Select the kind of wild cards you will use. They are as follows:
Wild Card Character |
Type of character |
* |
wild card any part of a message, space, words, numbers |
@ |
Wild card a character string |
# |
Wild card a number or string of numbers |
S |
Wild card separators such as spaces or tabs |
There are other operators that are used in creating a message matching expression.
Operator |
Function |
[ ] |
Enclose groups of expressions |
| |
Logical “or” |
! |
Logical “not” |
< > |
Encloses a wild card and declares a variable. |
With these operators and wild cards we can build our message filter. Consider the representative message.
NetIPC ERROR in VT; Job: #J1543; PIN 763; Info: 1The phrase “NetIPC ERROR in VT:Job” is a constant from instance to instance. The job number, pin number and info number will vary however. Substitute wild cards for the variable portions. After substitution, the expression looks as follows:
NetIPC ERROR in VT; Job #<*>; PIN <#>; Info <#>A “*” has replaced the letter J and the job number and “#” have replace the pin numbers and info numbers.
Next, assign variables to the wild card portions. The expression now looks like this:
NetIPC ERROR in VT; Job #<*.sess>; PIN <#.pin>; Info <#.info>After the wild card, place a period and the name of the variable has been placed. The wild card and the variable name must be inside the “ < > “. If this expression matches a message, you can use the variables to print a modified message in the Active Message Browser. For example;
A NetIPC error has occurred in a VT session for Job #<sess> and Pin number <pin>. The info number is <info>
This expression will be displayed with the session number, pin number and info number from the original message. The message has been rewritten to be more user friendly. This is only a brief introduction to the pattern matching language for message filtering. There are more advanced expressions that use inequalities and more complex substitution. The documentation from HP for the OpenView software reviews this. Below is an example of a screen used to specify the above message filter. The whole re-written message scrolls beyond the Message text window.

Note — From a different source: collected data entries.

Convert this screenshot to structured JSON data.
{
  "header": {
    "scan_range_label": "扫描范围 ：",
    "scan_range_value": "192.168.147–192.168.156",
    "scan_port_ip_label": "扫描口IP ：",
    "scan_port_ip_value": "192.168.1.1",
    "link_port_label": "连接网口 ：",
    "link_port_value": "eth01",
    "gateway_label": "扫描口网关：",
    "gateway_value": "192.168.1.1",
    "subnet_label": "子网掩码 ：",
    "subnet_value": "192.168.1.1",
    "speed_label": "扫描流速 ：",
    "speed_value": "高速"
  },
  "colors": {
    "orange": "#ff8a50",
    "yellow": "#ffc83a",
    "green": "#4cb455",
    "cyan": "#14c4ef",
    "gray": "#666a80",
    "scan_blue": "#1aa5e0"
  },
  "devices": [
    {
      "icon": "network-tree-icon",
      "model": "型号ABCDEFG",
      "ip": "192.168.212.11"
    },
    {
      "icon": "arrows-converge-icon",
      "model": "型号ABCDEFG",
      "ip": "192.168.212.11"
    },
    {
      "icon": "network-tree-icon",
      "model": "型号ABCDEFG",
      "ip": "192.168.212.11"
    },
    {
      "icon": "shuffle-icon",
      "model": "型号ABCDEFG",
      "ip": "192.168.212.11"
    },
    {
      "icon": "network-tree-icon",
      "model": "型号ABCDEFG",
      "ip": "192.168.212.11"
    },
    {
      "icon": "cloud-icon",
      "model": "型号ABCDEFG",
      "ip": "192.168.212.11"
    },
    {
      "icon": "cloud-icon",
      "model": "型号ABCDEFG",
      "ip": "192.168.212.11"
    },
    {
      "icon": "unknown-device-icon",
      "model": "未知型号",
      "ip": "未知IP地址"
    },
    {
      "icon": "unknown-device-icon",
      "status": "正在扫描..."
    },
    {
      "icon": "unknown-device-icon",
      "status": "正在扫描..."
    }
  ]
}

Harvard Pilgrim employees over 350 message filters in the console filter template for the HP3000. About 120 pass messages to the Active Message Browser and the rest suppress messages.
From our experience I would like to offer the following tips and warning concerning message filters.
QA in OpenView should not be overlooked. If no messages appeared on an HP3000 console for even five minutes, this would appear strange to most Operators. This is especially true on busy systems. But what if no messages for a particular system are seen in OpenView. Since we only allow important messages to be displayed, no messages might mean everything is fine and nothing needs attention. How can you be sure this is the case?
I would recommend sending test messages to the OpenView agent on regular basis. Depending on your operation, you might want to send a series of test messages daily. Unexpected messages are the most important messages to test. Send a tellop message that contains a string that is not matched by any message filter. Is it displayed? Hopefully it is. You don’t want to miss any important but unexpected messages.
To test the message filters, run a job that send messages to the console that contain critical phrases. You can also place test entries in a logfile and test your logfile readers. It is also important to test your notification systems like computer generated beeper messages, automatic helpdesk tickets or E-mail messages. You should do this to have more confidence that your system work when you need it.